Much of the inventory that awaits unpacking is devoted to eight styles of glassware for drinks and serviceware for breakfast and lounge dining. The now-vacant space is envisioned to provide full-service dining to complement the AC lounge.

“We’re in active discussion with local and national tenants who are very interested,” Alley said. “We’re open to all creative ideas and are talking with restaurants and other entertainment options. We’re being very deliberate about who we put in there. We want it to resonate with the local market and the people traveling in.”

European in its rooting and Spanish in its founding, the AC Hotel chain was established in Madrid in 1999 and monogrammed with the initials of its creator, Antonio Catalan. The limited service, urban luxury concept was imported to the United States with a 2014 New Orleans debut. At last count, Little Rock will be AC Hotel No. 72 in the nation.

The AC layout and style, with its tidy modern look and USB ports aplenty, are mindful of the millennial market of business and leisure travelers.

That extends from the bar lounge, envisioned as a social draw to end the day or start the weekend, to guest rooms where the standard hotel fare of printed collateral is noticeably absent.

“The design idea is to eliminate the clutter we have to deal with in life,” Castle said.

A focal point of the hotel is the AC lounge, where signature cocktails, imported coffee and espresso are served as well as breakfast with a European flair and tappa-style bar food.

The starting price points for overnight stays are $150 during the week and $109 on weekends. Those rates are expected to stabilize closer to $200 and $119 as the property matures.

‘Authentic and New’

Unpeeling layers of earlier remodels in the Davidson Building revealed white marble adorning the walls and one-inch hexagon floor tile and crown molding that required restoration and repair work.

“It was as much artistry as it was construction,” Alley said. “We wanted to make it feel authentic and new. That’s the whole point of a historic redevelopment.”

The second and third floors of the onetime office building and former textile factory are now joined to transition from the 1923 Hall Building to the 1947 Davidson Building.

The original front doorway of the nearly century-old Hall Building was kept intact and restored out of aesthetic consideration rather than functional practicality.

During a tour of the property, workers were applying dark wood stain to the interior door frame to finish sprucing up the former entrance hallway. However, the double doors will be fixed in place as historic eye candy and no longer accommodate comings and goings.

“The owners have gone to great lengths to retain the historic nature of the buildings,” Castle said.

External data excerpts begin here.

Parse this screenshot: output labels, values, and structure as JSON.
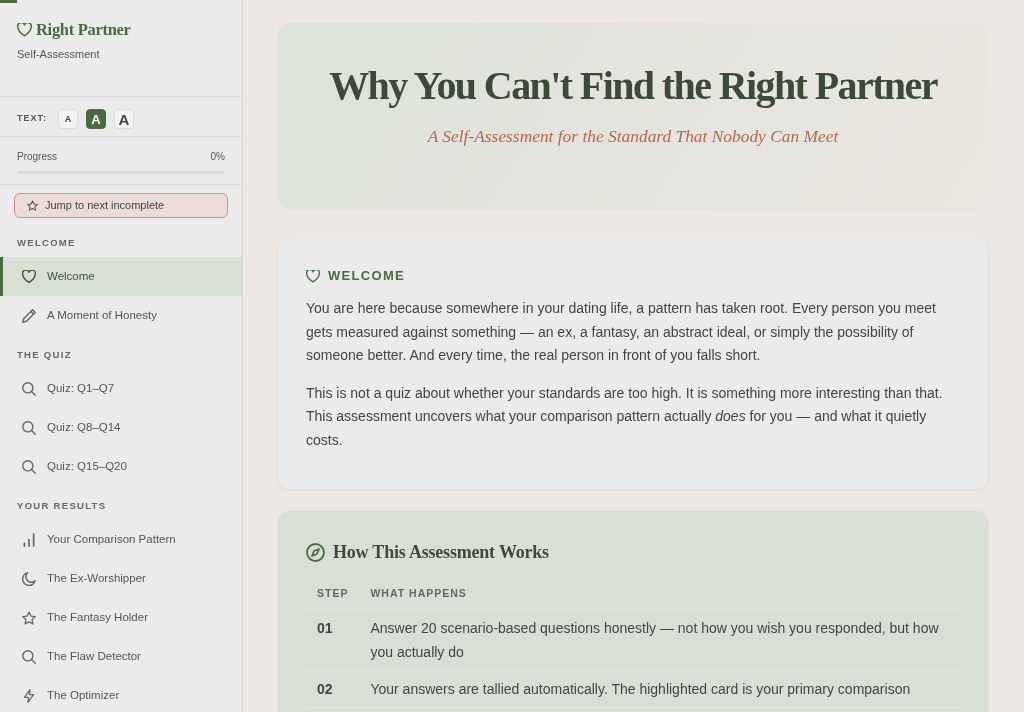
{
  "reading_progress": {
    "level": 0.017
  },
  "sidebar": {
    "brand": "Right Partner",
    "tagline": "Self-Assessment",
    "text_size": {
      "label": "TEXT:",
      "options": [
        {
          "label": "A",
          "kind": "small",
          "selected": false
        },
        {
          "label": "A",
          "kind": "medium",
          "selected": true
        },
        {
          "label": "A",
          "kind": "large",
          "selected": false
        }
      ]
    },
    "progress": {
      "label": "Progress",
      "reading": "0%",
      "level": 0
    },
    "jump_button": "Jump to next incomplete",
    "sections": [
      {
        "title": "WELCOME",
        "items": [
          {
            "label": "Welcome",
            "kind": "heart",
            "selected": true
          },
          {
            "label": "A Moment of Honesty",
            "kind": "pencil",
            "selected": false
          }
        ]
      },
      {
        "title": "THE QUIZ",
        "items": [
          {
            "label": "Quiz: Q1–Q7",
            "kind": "search",
            "selected": false
          },
          {
            "label": "Quiz: Q8–Q14",
            "kind": "search",
            "selected": false
          },
          {
            "label": "Quiz: Q15–Q20",
            "kind": "search",
            "selected": false
          }
        ]
      },
      {
        "title": "YOUR RESULTS",
        "items": [
          {
            "label": "Your Comparison Pattern",
            "kind": "chart",
            "selected": false
          },
          {
            "label": "The Ex-Worshipper",
            "kind": "moon",
            "selected": false
          },
          {
            "label": "The Fantasy Holder",
            "kind": "star",
            "selected": false
          },
          {
            "label": "The Flaw Detector",
            "kind": "search",
            "selected": false
          },
          {
            "label": "The Optimizer",
            "kind": "bolt",
            "selected": false
          }
        ]
      }
    ]
  },
  "hero": {
    "title": "Why You Can't Find the Right Partner",
    "subtitle": "A Self-Assessment for the Standard That Nobody Can Meet"
  },
  "welcome": {
    "heading": "WELCOME",
    "paragraphs": [
      "You are here because somewhere in your dating life, a pattern has taken root. Every person you meet gets measured against something — an ex, a fantasy, an abstract ideal, or simply the possibility of someone better. And every time, the real person in front of you falls short.",
      "This is not a quiz about whether your standards are too high. It is something more interesting than that. This assessment uncovers what your comparison pattern actually *does* for you — and what it quietly costs."
    ]
  },
  "how_it_works": {
    "heading": "How This Assessment Works",
    "columns": [
      "STEP",
      "WHAT HAPPENS"
    ],
    "rows": [
      {
        "step": "01",
        "text": "Answer 20 scenario-based questions honestly — not how you wish you responded, but how you actually do"
      },
      {
        "step": "02",
        "text": "Your answers are tallied automatically. The highlighted card is your primary comparison"
      }
    ]
  }
}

A new public entry on Capitol Avenue was constructed to lead patrons from the valet-parking curb cut to the lobby. Off to the right a few steps from the front desk, the Hall Building’s elevator lobby remains in service with a blend of old and new.

The wall-mounted building directory and mail chute remain in place. One of the two original elevators has returned to duty while its dormant mate is relegated to static display, replaced with a new bigger elevator to comply with modern safety requirements.

Prime consideration: A standard gurney won’t fit in the older elevator car to attend an emergency call.

Tracking down matching marble and tile, salvaging what could be salvaged to preserve the past and creating templates to rebuild damaged molding were all part of the challenge.

“A lot of the reason we took on the chore is that it is our hometown, and we’re big believers that local investment has to lead the charge in redeveloping downtown,” Alley said.